Artemis Moon Landing Program

02 Jun 2019

OSR blog post

NASA has announced their Artemis moon landing program is set to begin. Read on to learn more about this new lunar program.

In 2017, President Donald Trump directed NASA to send astronauts back to the moon. More than fifty years have passed since the first Apollo mission. The United States sees this as a significant move toward furthering space exploration. In March 2019, Vice-President Mike Pence gave NASA a five-year deadline to send female and male astronauts to the moon. NASA announced this month that the new program would be called Artemis after the twin sister of Apollo. NASA administrator Jim Bridenstine made the following statement.

“It turns out that Apollo had a twin sister, Artemis. She happens to be the goddess of the moon,” said Bridenstine, referring to Greek mythology. “Our astronaut office is very diverse and highly qualified. I think it is very beautiful. Fifty years after Apollo, the Artemis program will carry the next man and the first woman to the moon.”

Credit: NASA

Artemis Funding Increased

To make sure that NASA has the funds it needs, President Trump, revised his budget. The new budget includes $1.6 billion for the agency. Furthermore, the mission directives were slightly changed. “Among other things, it will allow us to accelerate our development of the Space Launch System and Orion. It will support the development of a human lunar landing system. In addition, it will support precursor capabilities on the lunar surface. This includes an increased robotic exploration of the moon’s polar region,” said Jim Bridenstine. However, this will shift NASA’s focus from the planned Gateway Spaceship that was set to launch in 2022. As a result, Project Gateway has been pushed back to 2028.

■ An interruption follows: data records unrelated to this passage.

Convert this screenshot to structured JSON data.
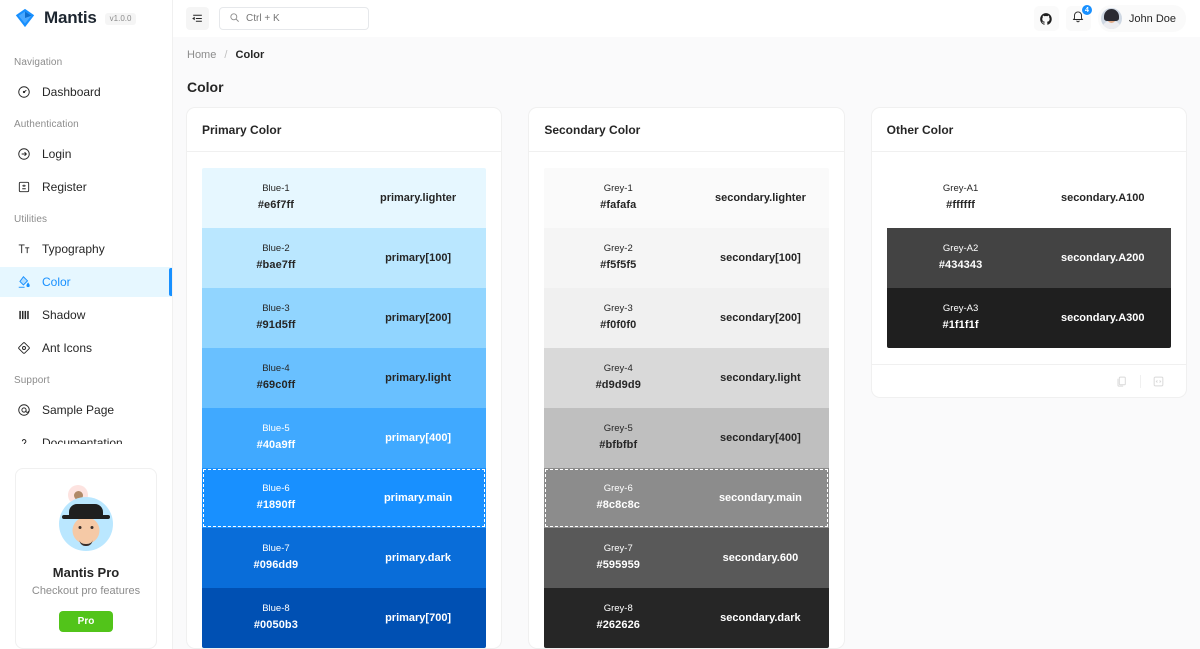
{
  "brand": {
    "name": "Mantis",
    "version": "v1.0.0",
    "logo_icon": "gem-diamond-icon"
  },
  "sidebar": {
    "groups": [
      {
        "title": "Navigation",
        "items": [
          {
            "label": "Dashboard",
            "icon": "dashboard-gauge-icon",
            "active": false
          }
        ]
      },
      {
        "title": "Authentication",
        "items": [
          {
            "label": "Login",
            "icon": "login-arrow-icon",
            "active": false
          },
          {
            "label": "Register",
            "icon": "register-form-icon",
            "active": false
          }
        ]
      },
      {
        "title": "Utilities",
        "items": [
          {
            "label": "Typography",
            "icon": "typography-icon",
            "active": false
          },
          {
            "label": "Color",
            "icon": "color-palette-icon",
            "active": true
          },
          {
            "label": "Shadow",
            "icon": "shadow-icon",
            "active": false
          },
          {
            "label": "Ant Icons",
            "icon": "ant-icons-icon",
            "active": false
          }
        ]
      },
      {
        "title": "Support",
        "items": [
          {
            "label": "Sample Page",
            "icon": "sample-page-icon",
            "active": false
          },
          {
            "label": "Documentation",
            "icon": "question-mark-icon",
            "active": false
          }
        ]
      }
    ],
    "pro_card": {
      "title": "Mantis Pro",
      "subtitle": "Checkout pro features",
      "button_label": "Pro",
      "button_color": "#52c41a"
    }
  },
  "topbar": {
    "menu_toggle_icon": "menu-collapse-icon",
    "search": {
      "placeholder": "Ctrl + K",
      "value": "",
      "icon": "search-icon"
    },
    "github_icon": "github-icon",
    "notification": {
      "icon": "bell-icon",
      "badge_count": "4",
      "badge_color": "#1890ff"
    },
    "profile": {
      "name": "John Doe",
      "avatar_icon": "user-avatar"
    }
  },
  "breadcrumb": {
    "home": "Home",
    "separator": "/",
    "current": "Color"
  },
  "page": {
    "title": "Color"
  },
  "cards": [
    {
      "title": "Primary Color",
      "rows": [
        {
          "name": "Blue-1",
          "hex": "#e6f7ff",
          "token": "primary.lighter",
          "bg": "#e6f7ff",
          "text": "#262626",
          "highlight": false
        },
        {
          "name": "Blue-2",
          "hex": "#bae7ff",
          "token": "primary[100]",
          "bg": "#bae7ff",
          "text": "#262626",
          "highlight": false
        },
        {
          "name": "Blue-3",
          "hex": "#91d5ff",
          "token": "primary[200]",
          "bg": "#91d5ff",
          "text": "#262626",
          "highlight": false
        },
        {
          "name": "Blue-4",
          "hex": "#69c0ff",
          "token": "primary.light",
          "bg": "#69c0ff",
          "text": "#262626",
          "highlight": false
        },
        {
          "name": "Blue-5",
          "hex": "#40a9ff",
          "token": "primary[400]",
          "bg": "#40a9ff",
          "text": "#ffffff",
          "highlight": false
        },
        {
          "name": "Blue-6",
          "hex": "#1890ff",
          "token": "primary.main",
          "bg": "#1890ff",
          "text": "#ffffff",
          "highlight": true
        },
        {
          "name": "Blue-7",
          "hex": "#096dd9",
          "token": "primary.dark",
          "bg": "#096dd9",
          "text": "#ffffff",
          "highlight": false
        },
        {
          "name": "Blue-8",
          "hex": "#0050b3",
          "token": "primary[700]",
          "bg": "#0050b3",
          "text": "#ffffff",
          "highlight": false
        }
      ],
      "footer_icons": []
    },
    {
      "title": "Secondary Color",
      "rows": [
        {
          "name": "Grey-1",
          "hex": "#fafafa",
          "token": "secondary.lighter",
          "bg": "#fafafa",
          "text": "#262626",
          "highlight": false
        },
        {
          "name": "Grey-2",
          "hex": "#f5f5f5",
          "token": "secondary[100]",
          "bg": "#f5f5f5",
          "text": "#262626",
          "highlight": false
        },
        {
          "name": "Grey-3",
          "hex": "#f0f0f0",
          "token": "secondary[200]",
          "bg": "#f0f0f0",
          "text": "#262626",
          "highlight": false
        },
        {
          "name": "Grey-4",
          "hex": "#d9d9d9",
          "token": "secondary.light",
          "bg": "#d9d9d9",
          "text": "#262626",
          "highlight": false
        },
        {
          "name": "Grey-5",
          "hex": "#bfbfbf",
          "token": "secondary[400]",
          "bg": "#bfbfbf",
          "text": "#262626",
          "highlight": false
        },
        {
          "name": "Grey-6",
          "hex": "#8c8c8c",
          "token": "secondary.main",
          "bg": "#8c8c8c",
          "text": "#ffffff",
          "highlight": true
        },
        {
          "name": "Grey-7",
          "hex": "#595959",
          "token": "secondary.600",
          "bg": "#595959",
          "text": "#ffffff",
          "highlight": false
        },
        {
          "name": "Grey-8",
          "hex": "#262626",
          "token": "secondary.dark",
          "bg": "#262626",
          "text": "#ffffff",
          "highlight": false
        }
      ],
      "footer_icons": []
    },
    {
      "title": "Other Color",
      "rows": [
        {
          "name": "Grey-A1",
          "hex": "#ffffff",
          "token": "secondary.A100",
          "bg": "#ffffff",
          "text": "#262626",
          "highlight": false
        },
        {
          "name": "Grey-A2",
          "hex": "#434343",
          "token": "secondary.A200",
          "bg": "#434343",
          "text": "#ffffff",
          "highlight": false
        },
        {
          "name": "Grey-A3",
          "hex": "#1f1f1f",
          "token": "secondary.A300",
          "bg": "#1f1f1f",
          "text": "#ffffff",
          "highlight": false
        }
      ],
      "footer_icons": [
        "copy-icon",
        "code-snippet-icon"
      ]
    }
  ]
}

With the additional resources, NASA can move forward with their Orion space capsule. The space capsule started as a concept design in 2011. In 2014, a successful launch took Orion into space for 4 hours and 24 minutes. They plan on having the Orion capsule ready for astronauts by the 2024 deadline.

SLS Rocket System

A large part of getting Orion to the moon includes the NASA Space Launch System (SLS). The SLS is NASA’s two-stage rocket system. It’s super heavy launch rocket can carry more than 26 tons (52,000 lbs). The first test block plans to go up in 2021 using two five-segment rocket boosters and four RS-25D engines. In addition, the first test will demonstrate the integrated spacecraft systems before a crewed flight. Furthermore, the test will include a test of high speed re-entry (11 km/s or 6.8 mi/s) on Orions thermal protection system. Basically, block one is for sending crew to the moon once it passes all of its tests.

The second part of SLS, the Block 1B crew vehicle, will use a new, more powerful thruster. The Block 1B vehicle can, in a single launch, carry the Orion crew vehicle along with exploration systems like a deep space habitat module. Furthermore, The Block 1B crew vehicle can send approximately 37 t (81,000 lbs.) to deep space including Orion and its crew. Launching with cargo only, SLS has a large volume payload fairing to send larger exploration systems or science spacecraft on solar system exploration missions. (NASA 2019)

The next SLS configuration, Block 2, will provide 11.9 million lbs. of thrust and will be the workhorse vehicle for sending cargo to the Moon, Mars and other deep space destinations. SLS Block 2 will be designed to lift more than 45 t (99,000 lbs.) to deep space.

With more funding the ability to reach the moon by 2024 looks promising. As long as all of the tests go well we may be seeing people on the moon again in the coming years.